Китаец остро взглянул на Колчака, темные глаза у него были умными, острыми, все замечающими, китаец низко склонился над тележкой, сунувшись носом в сизый пахучий парок, выбивающийся из-под противня.
– Будет сделано, господин офицер! – Китаец вновь глянул на Колчака и опять сунулся лицом в душистый парок.
«Взгляд, будто нож, – неожиданно для себя отметил Колчак, – режет по живому. Нет, не такой простой это китаец, как кажется с первого раза».
Через несколько минут он уже шел по Порт-Артуру и испытывал молодой
Под деревьями – особенно на взгорках, куда доставало солнце, – уже зеленела нежная тонкая трава, прыгали, громко перекликаясь, воробьи, кое-где желтели ранние крохотные цветочки – некая смесь одуванчиков с подснежниками. Такие цветы в России не водились.

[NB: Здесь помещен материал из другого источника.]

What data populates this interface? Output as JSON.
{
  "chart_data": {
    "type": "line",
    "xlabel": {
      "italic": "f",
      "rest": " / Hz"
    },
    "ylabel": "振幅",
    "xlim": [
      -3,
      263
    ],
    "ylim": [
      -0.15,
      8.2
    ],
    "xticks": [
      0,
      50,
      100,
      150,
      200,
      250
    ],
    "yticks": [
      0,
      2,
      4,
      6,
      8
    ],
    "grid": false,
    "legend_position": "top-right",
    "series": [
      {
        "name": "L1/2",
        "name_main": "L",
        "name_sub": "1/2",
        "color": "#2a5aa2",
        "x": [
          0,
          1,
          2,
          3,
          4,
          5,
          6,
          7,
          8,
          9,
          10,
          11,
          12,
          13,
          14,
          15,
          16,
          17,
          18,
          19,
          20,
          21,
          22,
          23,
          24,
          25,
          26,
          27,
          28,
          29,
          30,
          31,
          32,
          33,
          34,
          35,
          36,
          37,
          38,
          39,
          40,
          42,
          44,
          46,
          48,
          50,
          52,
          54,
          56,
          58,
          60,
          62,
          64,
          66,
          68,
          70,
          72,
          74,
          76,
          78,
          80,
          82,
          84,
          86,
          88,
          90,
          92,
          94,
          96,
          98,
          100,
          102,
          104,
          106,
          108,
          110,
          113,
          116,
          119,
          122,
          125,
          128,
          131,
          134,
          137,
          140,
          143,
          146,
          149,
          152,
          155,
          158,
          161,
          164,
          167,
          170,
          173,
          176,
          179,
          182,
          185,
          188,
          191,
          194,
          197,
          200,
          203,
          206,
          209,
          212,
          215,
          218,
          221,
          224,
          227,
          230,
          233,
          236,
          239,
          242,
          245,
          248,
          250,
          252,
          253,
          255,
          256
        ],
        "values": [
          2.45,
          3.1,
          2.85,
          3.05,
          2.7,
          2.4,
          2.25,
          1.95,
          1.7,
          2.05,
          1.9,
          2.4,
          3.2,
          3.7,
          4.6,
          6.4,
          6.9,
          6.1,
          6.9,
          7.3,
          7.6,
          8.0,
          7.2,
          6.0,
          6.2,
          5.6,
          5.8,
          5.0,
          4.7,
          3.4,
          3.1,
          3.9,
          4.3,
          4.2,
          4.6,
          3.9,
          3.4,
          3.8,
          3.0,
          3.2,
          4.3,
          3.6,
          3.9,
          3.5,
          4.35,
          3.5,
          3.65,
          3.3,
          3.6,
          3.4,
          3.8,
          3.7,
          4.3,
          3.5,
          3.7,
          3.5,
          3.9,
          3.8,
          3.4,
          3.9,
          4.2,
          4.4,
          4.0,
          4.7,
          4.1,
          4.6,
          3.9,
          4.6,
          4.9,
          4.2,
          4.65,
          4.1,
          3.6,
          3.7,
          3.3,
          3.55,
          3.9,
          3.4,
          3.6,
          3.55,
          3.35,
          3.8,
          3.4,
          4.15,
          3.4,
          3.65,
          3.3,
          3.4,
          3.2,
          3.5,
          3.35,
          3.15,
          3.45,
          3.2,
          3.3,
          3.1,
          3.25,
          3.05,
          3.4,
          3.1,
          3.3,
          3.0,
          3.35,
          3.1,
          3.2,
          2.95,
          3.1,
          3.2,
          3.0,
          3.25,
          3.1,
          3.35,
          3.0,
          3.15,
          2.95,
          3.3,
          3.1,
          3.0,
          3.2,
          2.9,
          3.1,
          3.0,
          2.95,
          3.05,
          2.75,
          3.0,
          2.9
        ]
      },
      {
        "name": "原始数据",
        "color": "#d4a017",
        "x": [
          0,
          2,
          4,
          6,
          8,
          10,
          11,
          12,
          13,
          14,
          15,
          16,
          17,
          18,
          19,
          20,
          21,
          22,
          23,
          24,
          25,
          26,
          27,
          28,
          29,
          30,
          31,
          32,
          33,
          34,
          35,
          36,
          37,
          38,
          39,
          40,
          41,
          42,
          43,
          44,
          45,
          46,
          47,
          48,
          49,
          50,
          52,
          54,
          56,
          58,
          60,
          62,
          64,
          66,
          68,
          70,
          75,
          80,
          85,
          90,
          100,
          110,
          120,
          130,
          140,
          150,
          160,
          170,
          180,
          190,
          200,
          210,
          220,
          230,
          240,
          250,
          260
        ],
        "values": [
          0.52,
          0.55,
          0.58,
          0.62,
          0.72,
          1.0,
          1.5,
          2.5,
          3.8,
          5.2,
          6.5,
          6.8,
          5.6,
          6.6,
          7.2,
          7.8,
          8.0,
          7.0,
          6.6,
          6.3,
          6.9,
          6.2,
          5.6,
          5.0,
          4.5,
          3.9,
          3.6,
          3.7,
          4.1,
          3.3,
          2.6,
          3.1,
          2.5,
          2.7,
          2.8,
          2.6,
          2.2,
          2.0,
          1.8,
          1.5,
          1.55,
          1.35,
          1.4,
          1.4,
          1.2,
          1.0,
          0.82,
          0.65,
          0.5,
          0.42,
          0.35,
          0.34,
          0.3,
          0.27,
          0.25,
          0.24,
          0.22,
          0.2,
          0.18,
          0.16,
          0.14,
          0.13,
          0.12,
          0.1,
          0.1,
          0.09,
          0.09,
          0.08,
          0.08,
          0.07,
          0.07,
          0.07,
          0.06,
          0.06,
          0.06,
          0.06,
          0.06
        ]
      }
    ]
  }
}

Колчаку захотелось, как мальчишке, развалиться на земле под одним из деревьев, снять с себя ботинки, задрать ногу на ногу, заложить руки за голову и застыть в бездумном созерцании высокого голубого неба.
Как это не раз бывало в детстве.
Колчак едва сдержал себя: мальчишество все это, секундный сопливый порыв. Подумал о том, что раз тянет на такие школярские поступки – значит, чего-то недобрал в детстве, значит, чего-то недодали. А может, во всем виноват Север с его вечными холодами, там ведь лишний раз с себя ботинки не снимешь... Поднялся на мелкий, со сплющенной макушкой пригорок, на котором под деревьями стояло несколько литых чугунных скамеек с дощатыми рейками сидений, а в глубине длинного лога вольно расположился приземистый желтоватый дом с двумя мезонинами, очень похожий на барский, каких немало в провинциальной России.
Сидеть на скамейке было нельзя – их недавно покрасили в антрацитовый цвет, старая краска не хотела высыхать, – и Колчак встал у дерева, прислонился к нему спиной. Глубоко, во всю грудь затянулся густым медовым духом, которым, кажется, пропитался уже не только город с его крепостными стенами, молом и пушками, но и земля, и море, проследил за полетом стаи чаек, подумал о том, что Россия отсюда воспринимается как из далекого далека – как некая земля в тумане, к которой стремятся заблудившиеся корабли, ищут ее, надеются в плавании поймать свет маяка, словно единственный лучик надежды, и, ориентируясь на него, пристать к берегу. К своей земле...
Далеко отсюда Россия.
Но чем дальше она расположена, тем печальнее делаются мысли о ней, тем больше щемит сердце, тем дороже становится Родина.
К Колчаку по земле боком подгреблась, подскочила, неровно держась на кривых ногах, какая-то странная красноглазая птица, каркнула по-вороньи резко и громко, потом просительно распахнула большой желтый клюв.
В облике этой птицы проглянуло что-то древнее, беспощадное, воинственное. Колчак поспешно шагнул в сторону.
Однажды на севере он видел белую ворону. С белыми крыльями, белой грудью, белым хвостом, очень похожую на чайку, но это была не чайка, а ворона. И каркала она по-вороньи. Впрочем, эта красноглазая кривоногая каракатица тоже каркает по-вороньи. Хитроумна природа, полно у нее загадок, часть из них – меньшая – уже разгадана, но большая часть – увы... Никто не знает, сколько веков понадобится, чтобы все их разгадать, да и возможно ли это. Может быть, даже не века понадобятся, а тысячелетия, вот ведь как.